India’s total exports (goods plus services) increased by 14.2% over 2021–22 to reach a high of $772.9 billion in 2022–23, above the nation’s objective of $750 billion. Since the pandemic subsided, the performance has been outstanding. But difficulties lurk.
Consider India’s exports of goods, which totaled $450.4 billion in the most recent fiscal year. This was an increase of 6.7% from the $422 billion in exports made the year prior. But if you start dissecting the total, it becomes clear that India’s exports are encountering challenges.
Oil exports, which increased by a staggering 44.4%, were the only source of growth for goods exports. On the other hand, exports of goods other than oil fell by 0.4%. India’s oil exports did, in fact, slightly decrease in volume, therefore the dramatic increase in dollar terms was solely a result of that. price impact (the average price of Brent crude oil in 2018 was $95.5 per barrel compared to $80 in 2021-22). Oil export growth will inevitably decrease or even stop as a result of correcting oil prices and reducing global economic development.
Several important goods in India’s top 10 non-oil exports decreased, including textiles (-17.6%), plastic and rubber products (-12.1%), base metals (-22.4%), and gems and jewellery (-3.0% on-year). The second-largest export from India, chemical products, only increased by a meagre 2%. Many of these are excessively reliant on developed economies, primarily the US and the Eurozone, which are expected to stall this year. That suggests that exports will be further hindered. And the damage will only be made worse by the drop in global commodity prices.
India’s exports of goods have decreased for three months in a row, with April observing a double-digit year-over-year fall of 12.7%. There should be a qualifier when reading the premise that growth will decrease in the US and Eurozone but remain strong in the Asia-Pacific (which accounts for a bigger share of India’s merchandise exports). If China is excluded, the Asia-Pacific is predicted to slow this year because to a decline in the post-post-covid reopenings-induced demand for manufactured products as well as the financial effects of increasing interest rates.Second, despite being India’s top export market, the region’s percentage of its exports has decreased recently.
Electronics and agricultural products, two of India’s top ten exports, did fare well in the most recent fiscal year. When compared to the latter, which expanded significantly by 51.6% thanks to help from the former’s 11.8% growth PLI (production-linked incentive) programme. However, if the threat of El Nio reduces food production, agricultural exports may halt.
Regarding the ‘strong’ growth in electronic exports (mostly mobile handsets), it is important to highlight that these are significantly dependent on imports and still make up only approximately 5% of India’s total exports. This means that the type of multiplier effect that the export of a large item, like an automobile, will be absent in the case of a mobile handset, as these are primarily assembled and import-dependent, even though the ecosystem for their production has not yet developed in India. Automobiles are manufactured using products from a number of industries, including tyres, engine, plastic, paint, and steel.
Despite the near-term challenges facing merchandise exports Nevertheless, services exports are providing much-needed assistance, assisting in maintaining positive growth in total goods and services exports.
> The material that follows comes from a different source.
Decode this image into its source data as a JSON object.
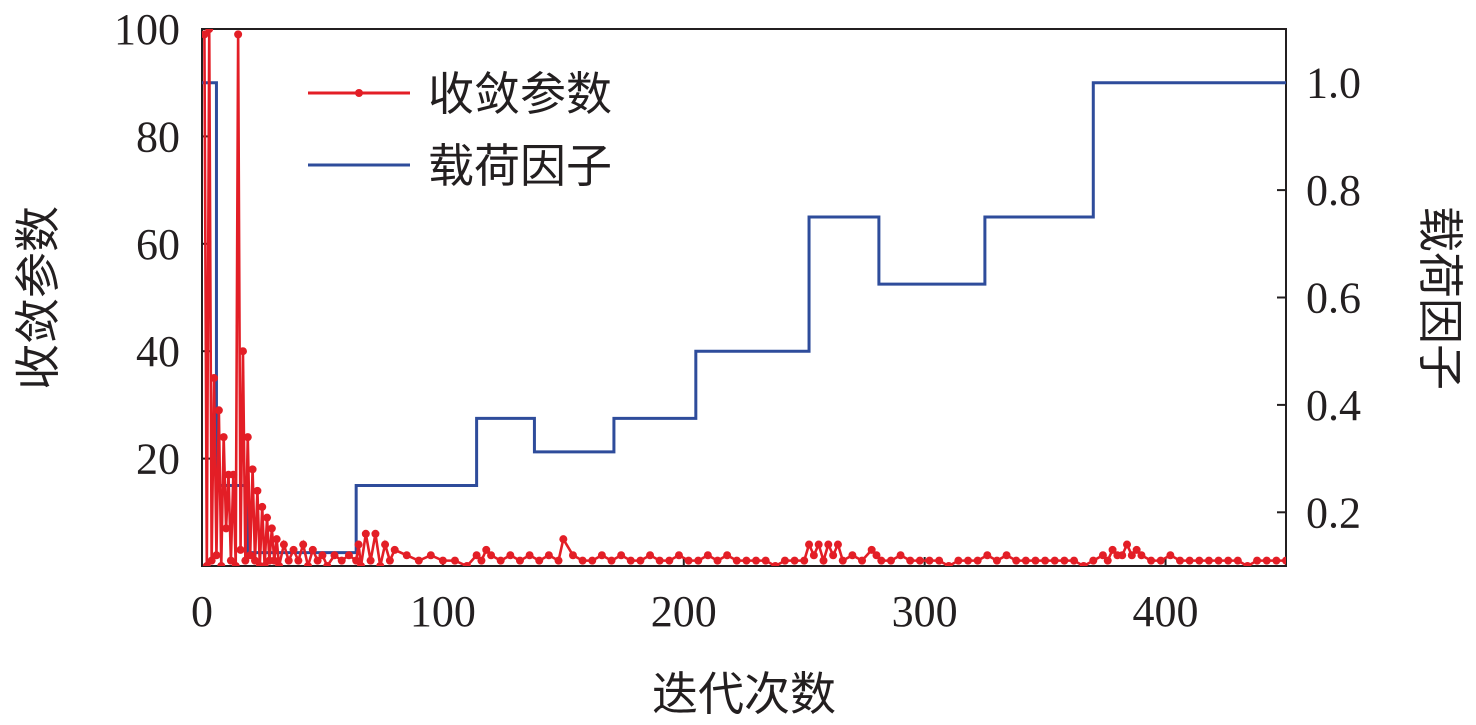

Services exports increased by a healthy 26.7% compared to the 6.7% growth in merchandise exports (including oil) during the previous fiscal year.
India’s services exports have been growing significantly, increasing from 32.3% of overall exports a decade ago to 41.7% in 2022–2023; the country’s commerce minister anticipates that services exports would reach $1 trillion by 2030, perhaps boosting its contribution to 50%. India’s contribution to global service exports, which increased to 4.5% in 2022 from 3.1% a decade earlier, illustrates this as well. India’s share of global exports of products, in contrast, has remained constant at 1.8%. India was the seventh-largest exporter of services, but it came in significantly lower at number eighteen. exporting of products.
Professional and management consulting exports have increased over the past few years, increasing consistently from 7.9% in 2011–12 to 16.4% in 2022–23 (April–December), even though computer services still account for 45–50% of India’s overall services exports. The expansion of global capability centres (GCC), which offer a variety of value-added services like research and development, system design, etc., is reflected in the increase in professional and management consulting exports.
Nasscom’s newly published Strategic Review 2023 states that India gained 65 new GCCs in 2022, bringing the total to 1,570, and that it now controls the lion’s share (about 50%) of GCCs worldwide. In fact, even if computer exports (net) increased on average by 20.7% from April to December 2022-23, growth in professional and management consulting exports more than trebled to 66.7%. So, robust professional and management consulting exports can act as a counterbalance. From a medium-term perspective, however, the rapid rise of artificial intelligence applications in many services areas remains a risk.
While healthy growth in services exports does provide some cushion, it does not fully compensate for the slowdown in goods exports, as the gap between the two remains huge. A slowdown in exports, therefore, looks imminent at this juncture.